AMD, Apple, Nvidia et TSMC auront, entr’autres, eu raison de la stratégie d’Intel, fragilisé du côté de la technologie et de la production par ces puissants adversaires. Le 15 février 2021, Pat Gelsinger, un ancien de la maison, remplacera Bob Swan à la tête du numéro un mondial des semiconducteurs. Et selon TrendForce, Intel fera fabriquer chez TSMC une partie de ses microprocesseurs en technologie 5 nm puis 3 nm à compter du 2e semestre.

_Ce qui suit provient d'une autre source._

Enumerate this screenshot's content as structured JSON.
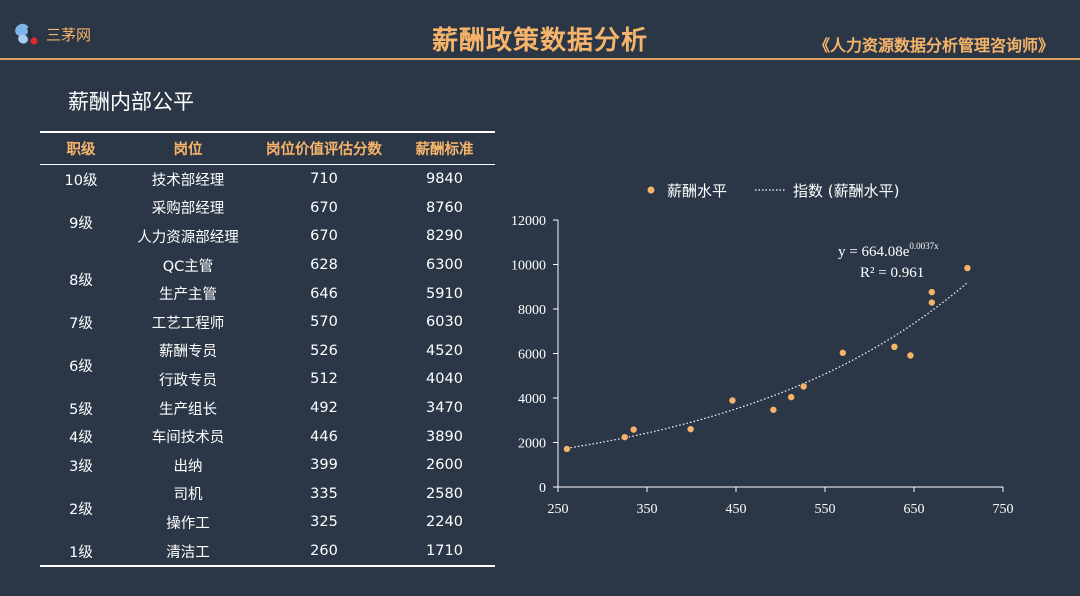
{
  "header": {
    "logo_text": "三茅网",
    "title": "薪酬政策数据分析",
    "subtitle": "《人力资源数据分析管理咨询师》"
  },
  "section_title": "薪酬内部公平",
  "table": {
    "headers": [
      "职级",
      "岗位",
      "岗位价值评估分数",
      "薪酬标准"
    ],
    "rows": [
      {
        "grade": "10级",
        "span": 1,
        "position": "技术部经理",
        "score": "710",
        "salary": "9840"
      },
      {
        "grade": "9级",
        "span": 2,
        "position": "采购部经理",
        "score": "670",
        "salary": "8760"
      },
      {
        "grade": "",
        "span": 0,
        "position": "人力资源部经理",
        "score": "670",
        "salary": "8290"
      },
      {
        "grade": "8级",
        "span": 2,
        "position": "QC主管",
        "score": "628",
        "salary": "6300"
      },
      {
        "grade": "",
        "span": 0,
        "position": "生产主管",
        "score": "646",
        "salary": "5910"
      },
      {
        "grade": "7级",
        "span": 1,
        "position": "工艺工程师",
        "score": "570",
        "salary": "6030"
      },
      {
        "grade": "6级",
        "span": 2,
        "position": "薪酬专员",
        "score": "526",
        "salary": "4520"
      },
      {
        "grade": "",
        "span": 0,
        "position": "行政专员",
        "score": "512",
        "salary": "4040"
      },
      {
        "grade": "5级",
        "span": 1,
        "position": "生产组长",
        "score": "492",
        "salary": "3470"
      },
      {
        "grade": "4级",
        "span": 1,
        "position": "车间技术员",
        "score": "446",
        "salary": "3890"
      },
      {
        "grade": "3级",
        "span": 1,
        "position": "出纳",
        "score": "399",
        "salary": "2600"
      },
      {
        "grade": "2级",
        "span": 2,
        "position": "司机",
        "score": "335",
        "salary": "2580"
      },
      {
        "grade": "",
        "span": 0,
        "position": "操作工",
        "score": "325",
        "salary": "2240"
      },
      {
        "grade": "1级",
        "span": 1,
        "position": "清洁工",
        "score": "260",
        "salary": "1710"
      }
    ]
  },
  "chart_data": {
    "type": "scatter",
    "legend": {
      "series_label": "薪酬水平",
      "trend_label": "指数 (薪酬水平)",
      "placement": "top"
    },
    "series": [
      {
        "name": "薪酬水平",
        "color": "#f5b46a",
        "x": [
          710,
          670,
          670,
          628,
          646,
          570,
          526,
          512,
          492,
          446,
          399,
          335,
          325,
          260
        ],
        "y": [
          9840,
          8760,
          8290,
          6300,
          5910,
          6030,
          4520,
          4040,
          3470,
          3890,
          2600,
          2580,
          2240,
          1710
        ]
      }
    ],
    "trendline": {
      "type": "exponential",
      "a": 664.08,
      "b": 0.0037,
      "equation_prefix": "y = 664.08e",
      "equation_exp": "0.0037x",
      "r2_label": "R² = 0.961"
    },
    "xlim": [
      250,
      750
    ],
    "xticks": [
      250,
      350,
      450,
      550,
      650,
      750
    ],
    "ylim": [
      0,
      12000
    ],
    "yticks": [
      0,
      2000,
      4000,
      6000,
      8000,
      10000,
      12000
    ],
    "grid": false
  }
}
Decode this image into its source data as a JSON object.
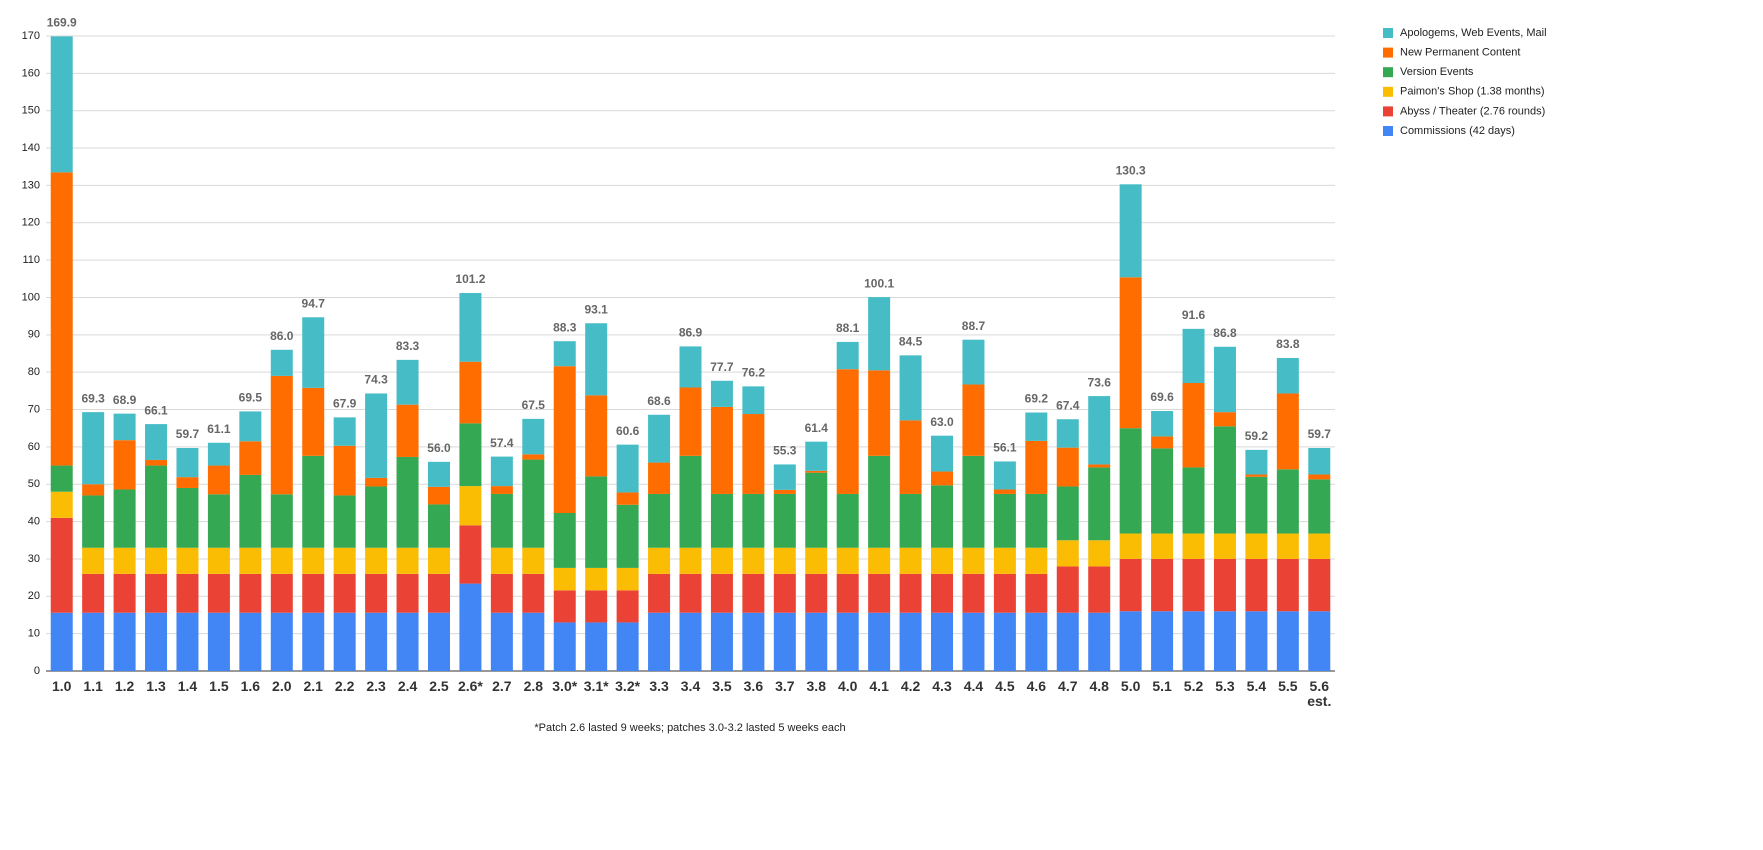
{
  "chart_data": {
    "type": "stacked_bar",
    "categories": [
      "1.0",
      "1.1",
      "1.2",
      "1.3",
      "1.4",
      "1.5",
      "1.6",
      "2.0",
      "2.1",
      "2.2",
      "2.3",
      "2.4",
      "2.5",
      "2.6*",
      "2.7",
      "2.8",
      "3.0*",
      "3.1*",
      "3.2*",
      "3.3",
      "3.4",
      "3.5",
      "3.6",
      "3.7",
      "3.8",
      "4.0",
      "4.1",
      "4.2",
      "4.3",
      "4.4",
      "4.5",
      "4.6",
      "4.7",
      "4.8",
      "5.0",
      "5.1",
      "5.2",
      "5.3",
      "5.4",
      "5.5",
      "5.6\nest."
    ],
    "series": [
      {
        "name": "Apologems, Web Events, Mail",
        "color": "#46bdc6",
        "values": [
          36.4,
          19.3,
          7.1,
          9.6,
          7.8,
          6.1,
          8,
          7,
          18.9,
          7.6,
          22.6,
          12,
          6.7,
          18.4,
          7.9,
          9.5,
          6.7,
          19.3,
          12.8,
          12.8,
          11,
          7,
          7.4,
          6.8,
          7.8,
          7.3,
          19.6,
          17.4,
          9.6,
          12,
          7.5,
          7.6,
          7.6,
          18.3,
          24.9,
          6.8,
          14.5,
          17.5,
          6.6,
          9.5,
          7.1
        ]
      },
      {
        "name": "New Permanent Content",
        "color": "#ff6d01",
        "values": [
          78.5,
          3,
          13.2,
          1.5,
          2.9,
          7.7,
          9,
          31.7,
          18.2,
          13.3,
          2.3,
          14,
          4.7,
          16.5,
          2.1,
          1.4,
          39.3,
          21.7,
          3.3,
          8.4,
          18.3,
          23.3,
          21.4,
          1.1,
          0.5,
          33.4,
          22.9,
          19.7,
          3.7,
          19.1,
          1.2,
          14.2,
          10.4,
          0.8,
          40.4,
          3.2,
          22.6,
          3.8,
          0.6,
          20.3,
          1.3
        ]
      },
      {
        "name": "Version Events",
        "color": "#34a853",
        "values": [
          7,
          14,
          15.6,
          22,
          16,
          14.3,
          19.5,
          14.3,
          24.6,
          14,
          16.4,
          24.3,
          11.6,
          16.8,
          14.4,
          23.6,
          14.7,
          24.5,
          16.9,
          14.4,
          24.6,
          14.4,
          14.4,
          14.4,
          20.1,
          14.4,
          24.6,
          14.4,
          16.7,
          24.6,
          14.4,
          14.4,
          14.4,
          19.5,
          28.2,
          22.8,
          17.7,
          28.7,
          15.2,
          17.2,
          14.5
        ]
      },
      {
        "name": "Paimon's Shop (1.38 months)",
        "color": "#fbbc04",
        "values": [
          7,
          7,
          7,
          7,
          7,
          7,
          7,
          7,
          7,
          7,
          7,
          7,
          7,
          10.5,
          7,
          7,
          6,
          6,
          6,
          7,
          7,
          7,
          7,
          7,
          7,
          7,
          7,
          7,
          7,
          7,
          7,
          7,
          7,
          7,
          6.8,
          6.8,
          6.8,
          6.8,
          6.8,
          6.8,
          6.8
        ]
      },
      {
        "name": "Abyss / Theater (2.76 rounds)",
        "color": "#ea4335",
        "values": [
          25.4,
          10.4,
          10.4,
          10.4,
          10.4,
          10.4,
          10.4,
          10.4,
          10.4,
          10.4,
          10.4,
          10.4,
          10.4,
          15.6,
          10.4,
          10.4,
          8.6,
          8.6,
          8.6,
          10.4,
          10.4,
          10.4,
          10.4,
          10.4,
          10.4,
          10.4,
          10.4,
          10.4,
          10.4,
          10.4,
          10.4,
          10.4,
          12.4,
          12.4,
          14,
          14,
          14,
          14,
          14,
          14,
          14
        ]
      },
      {
        "name": "Commissions (42 days)",
        "color": "#4285f4",
        "values": [
          15.6,
          15.6,
          15.6,
          15.6,
          15.6,
          15.6,
          15.6,
          15.6,
          15.6,
          15.6,
          15.6,
          15.6,
          15.6,
          23.4,
          15.6,
          15.6,
          13,
          13,
          13,
          15.6,
          15.6,
          15.6,
          15.6,
          15.6,
          15.6,
          15.6,
          15.6,
          15.6,
          15.6,
          15.6,
          15.6,
          15.6,
          15.6,
          15.6,
          16,
          16,
          16,
          16,
          16,
          16,
          16
        ]
      }
    ],
    "total_labels": [
      "169.9",
      "69.3",
      "68.9",
      "66.1",
      "59.7",
      "61.1",
      "69.5",
      "86.0",
      "94.7",
      "67.9",
      "74.3",
      "83.3",
      "56.0",
      "101.2",
      "57.4",
      "67.5",
      "88.3",
      "93.1",
      "60.6",
      "68.6",
      "86.9",
      "77.7",
      "76.2",
      "55.3",
      "61.4",
      "88.1",
      "100.1",
      "84.5",
      "63.0",
      "88.7",
      "56.1",
      "69.2",
      "67.4",
      "73.6",
      "130.3",
      "69.6",
      "91.6",
      "86.8",
      "59.2",
      "83.8",
      "59.7"
    ],
    "ylim": [
      0,
      170
    ],
    "yticks": [
      0,
      10,
      20,
      30,
      40,
      50,
      60,
      70,
      80,
      90,
      100,
      110,
      120,
      130,
      140,
      150,
      160,
      170
    ],
    "grid": true,
    "legend": "right",
    "footnote": "*Patch 2.6 lasted 9 weeks; patches 3.0-3.2 lasted 5 weeks each"
  }
}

Intel a créé la surprise hier en annonçant la nomination de Pat Gelsinger au poste de CEO à compter du 15 févier. Ce n’est pas un inconnu : l’actuel CEO de VMware depuis 2012 a passé 30 ans chez Intel, avant de rejoindre EMC en 2009. Chez Intel, il était devenu directeur technologique de l’entreprise et a chapeauté la création de technologies clés du secteur telles que l’USB et le Wi-Fi. Il a été l’architecte du processeur original 80486, a dirigé 14 programmes de microprocesseurs différents et a joué des rôles clés dans les familles Core et Xeon.

A la tête d’Intel, Pat Gelsinger devra restaurer le leadership technologique du numéro un mondial des semiconducteurs. Inventeur de la loi de Moore, Intel a perdu de sa superbe ces dernières années, perdant des parts de marchés côté produits au profit d’un AMD requinqué et rencontrant des difficultés de production dans les technologies les plus poussées, au point de céder le leadership mondial en la matière au Taïwanais TSMC. L’affront d’Apple d’abonner les microprocesseurs Intel au profit de ses propres puces sous architecture Arm et les succès de Nvidia engagé, en outre, dans le rachat d’Arm, obligent également Intel à se réinventer. Faute de voir son étoile pâlir encore plus.

Dans son communiqué, Intel écarte bien-sûr ces faiblesses et assure au contraire que ce changement de cavalier n’est pas dû à une baisse de forme. « L’annonce d’aujourd’hui n’est pas liée aux performances financières d’Intel pour 2020. Intel s’attend à ce que son chiffre d’affaires et son bé éfice par action du quatrième trimestre 2020 dépassent ses prévisions fournies le 22 octobre 2020. En outre, la société a fait de gros progrès sur sa technologie de production 7 nm », souligne le groupe américain.

« Je suis ravi et honoré de revenir chez Intel en tant que p-dg. J’avais 18 ans lorsque j’ai rejoint Intel. Au cours des 30 années suivantes chez Intel, j’ai eu l’honneur de côtoyer et d’être encadré par Grove, Noyce et Moore. Mon expérience chez Intel a façonné toute ma carrière et je suis éternellement reconnaissant à cette entreprise. Revenir à la maison chez Intel dans le rôle de p-dg pendant une période si critique pour l’innovation, alors que nous voyons la numérisation de tout s’accélérer, sera le plus grand honneur de ma carrière. J’ai énormément de respect pour la riche histoire de l’entreprise et les technologies puissantes créées ici qui ont transformé, et continuent de transformer, l’infrastructure numérique mondiale. Nous avons un talent incroyable et une expertise technique remarquable. J’ai hâte de travailler avec vous tous pour continuer à façonner l’avenir de la technologie », a déclaré Pat Gelsinger.

Pour l’heure, Intel devra néanmoins s’appuyer sur le savoir-faire en production de technologies de pointe du Taïwanais TSMC. Selon le cabinet d’études TrendForce, le premier fondeur mondial devrait démarrer au 2e semestre la production en technologie 5 nm d’une partie des processeurs Core i3 de l’Américain. Puis les processeurs Intel de milieu de gamme et haut de gamme devraient entrer en production de masse en utilisant la technologie 3 nm de TSMC au 2e semestre 2022, croit savoir le cabinet d’études taïwanais qui rappelle les revers d’Intel dans le développement des processus 10 nm et 7 nm, ayant considérablement entravé sa compétitivité.

TrendForce estime néanmoins qu’une sous-traitance accrue de ses gammes de produits permettra non seulement à Intel de poursuivre son existence en tant que fabricant IDM majeur, mais également de maintenir des lignes de production en interne pour les puces à marges les élevées, tout en gérant plus efficacement ses dépenses d’investissements et de R&D avancée.